後期高齢者医療制度や年金制度の混乱が続くなか、市町村や社会保険庁の担当者を名乗る振り込め詐欺が急増しているという。医療費や年金の「還付金」があると偽り、銀行の現金自動受払機(ATM)を操作させ、振り込ませる手口だ。
実際の手続きではATM操作を求められることはない。なのに電話の指示に従ってしまうのは「手続き期限が迫っている」などと相手を動揺させる巧妙な手口のためという。ATM操作では当人が気づかぬうちに振り込みをさせられた例も多い。
人の心の弱みにつけ込む詐欺師には、年金や医療制度をめぐる高齢者の不安や不信こそ悪事の温床なのに違いない。ろくな説明もない医療制度の改変や、ずさんな年金行政は、振り込め詐欺の材料を次から次へと提供してきたようなものだ。
来月には振り込め詐欺に使われた銀行口座を凍結し、そこのお金を被害者に返す救済制度が始まる。ただそれとて被害者にしっかり知らせる仕組みを欠けば、新手の還付金詐欺に利用されかねない。恐るべきは人の悪知恵だ。

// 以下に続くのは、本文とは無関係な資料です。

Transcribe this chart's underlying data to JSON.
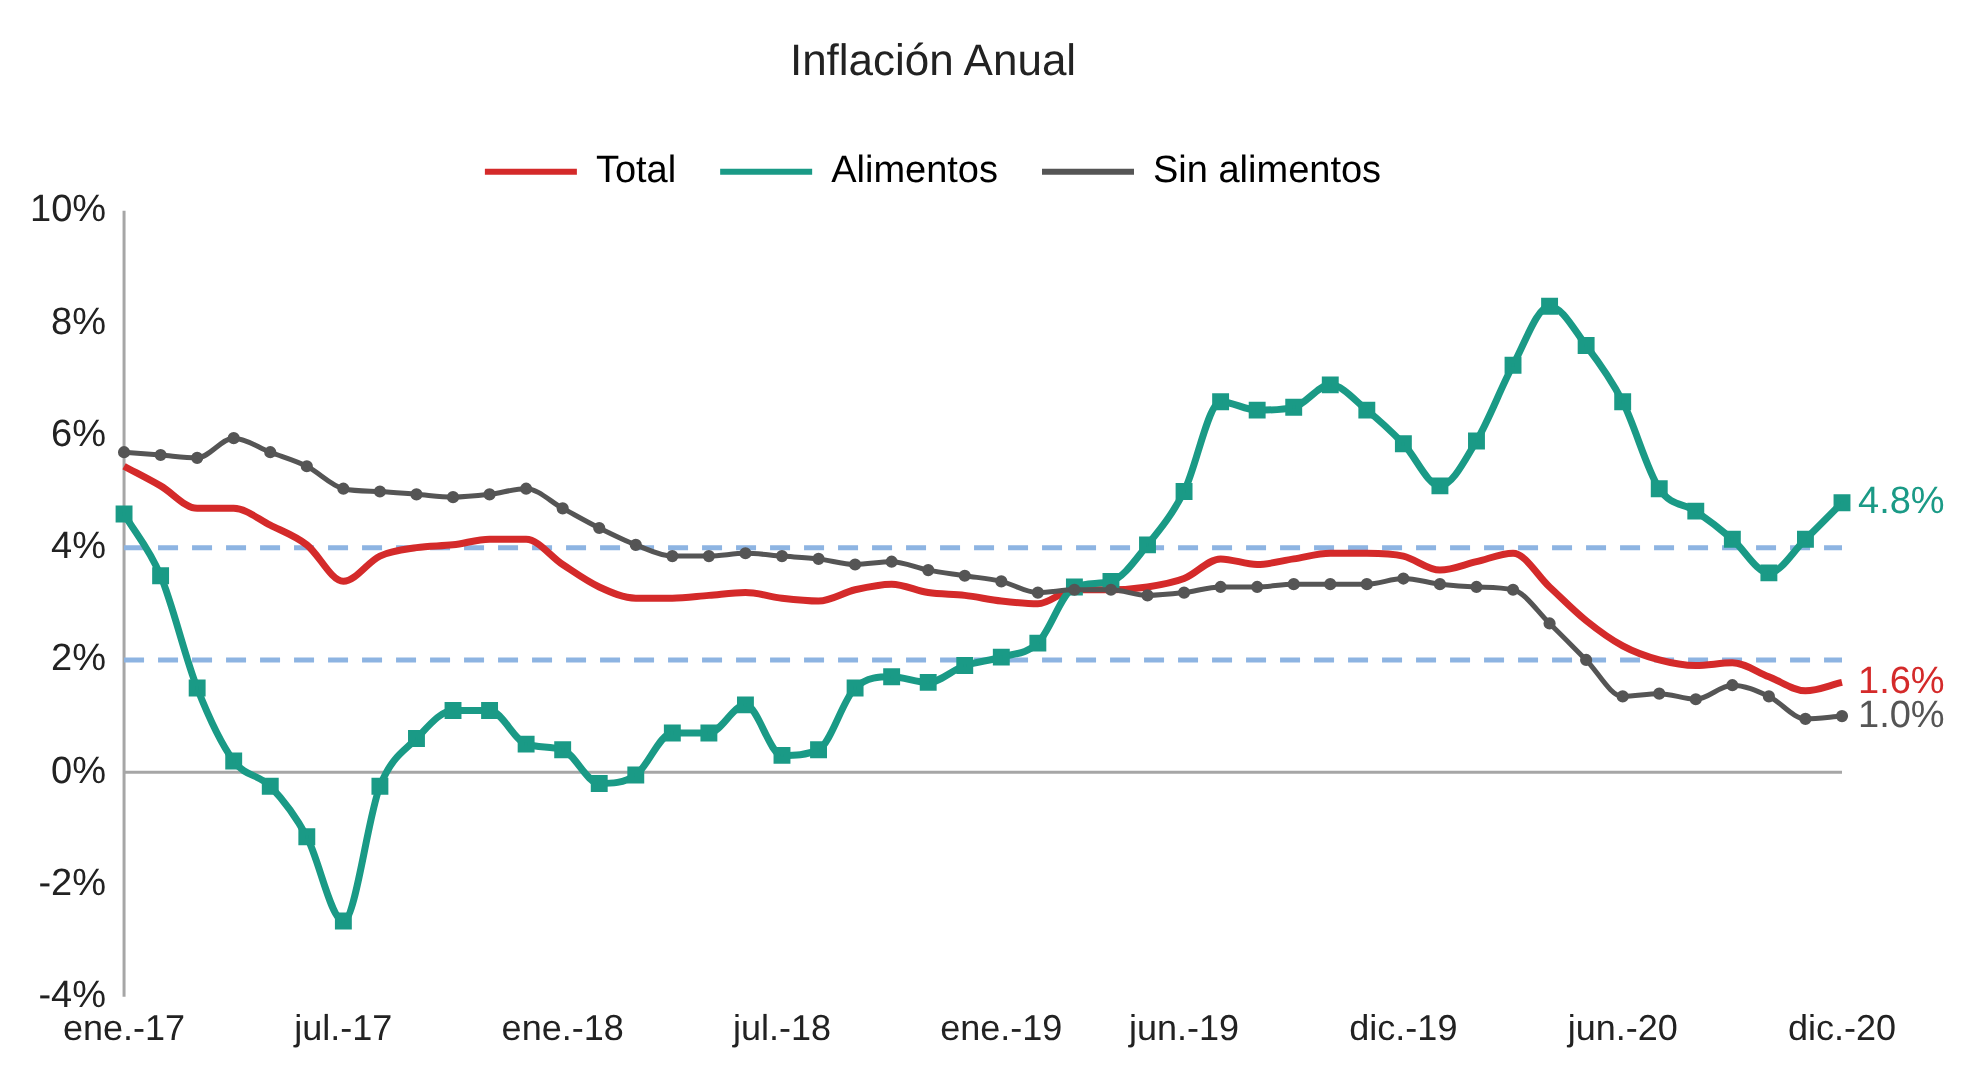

還付金詐欺の月別統計がとられるようになったのは、昨年(2007年)の1月からである。法改正によってATMでの10万円を越える現金振り込みができなくなったことや、“オレオレ詐欺”が広く知られてきたことから、新たな方法として“還付金詐欺”が台頭してきたともいわれている。
いわば相手は詐欺のプロ。いくらニュースや新聞記事で詐欺事件のことを見聞きしていても、いざ自分の身にふりかかってきたら、冷静さを欠いてしまうのも無理はない。
防御策として、先ず落ち着いて自分ひとりの判断で、大金を振り込まない事である。必ず夫や、妻に相談することである。我が家ではそう決めている。